On Mon, Sep 9, 2013 at 9:57 AM, David Cheney <david.che...@canonical.com>wrote:

> >
> > As of 1.13.3 you can now do this:
> >     juju add-machine ssh:[user@]host
>
> * Does this user have to be root ? If the user has to be root, do we
> have to get into the business of telling people how to adjust their
> /etc/ssh/sshd to allow root login ?
>

No. The command will ssh to the remote host, and sudo on the remote
machine. So you need to be able to sudo, but you definitely don't need to
be able to ssh in as root.


> * What happens if I do, juju add-machine ssh:localhost ? I can't
> imagine anything good will come from that. Should there be a provision
> to prohibit this ?
>

As long as you're not running a local provider environment, that'll work
just fine. Really, add-machine is just a matter of:
 - detect machine characteristics
 - get tools from storage, unpack into the right location
(/var/lib/juju/...)
 - create a log directory
 - install an upstart script

I say "as long as you're not running a local provider environment" because
there are checks that no juju agents exist on the target machine.

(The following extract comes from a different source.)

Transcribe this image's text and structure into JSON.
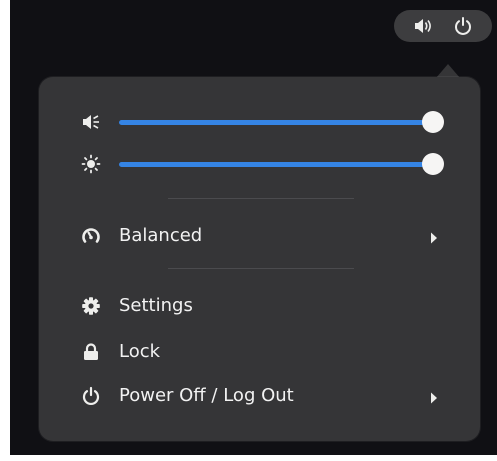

* What happens if the machine you are ssh'ing to is via a jump/bastian
> host, the target won't be able to communate with the outside world or
> bootstrap node, right ? That sounds like a huge support timesuck.
>

Right, it won't work. You'll get an error from add-machine because
add-machine won't be able to remotely fetch the tools. This is one of the
caveats I listed; the target machine must be able to communicate with the
state server and storage. We'll want to document this bit well, and provide
some suggestions on what to do in those kinds of environments.

>  - There is no change in supported operating systems; the machine being
> > provisioned must be running Ubuntu 12.04+
>
> Is this enforced in code ?


Only in so far as default-series, etc., are enforced. There's nothing
special about manual provisioning here.

>  - Multiple invocations of ssh will be made, and sudo is used on the
> remote
> > host to install the machine agent. To reduce noisy prompts, you should
> use
> > public key authentication. To completely eliminate prompting, you'll also
> > need to enable passwordless sudo on the target host.
>
> Can we automate this with a file in /etc/sudoers.d ?
>

Naturally that will require root ;)
This is up to the person doing the install.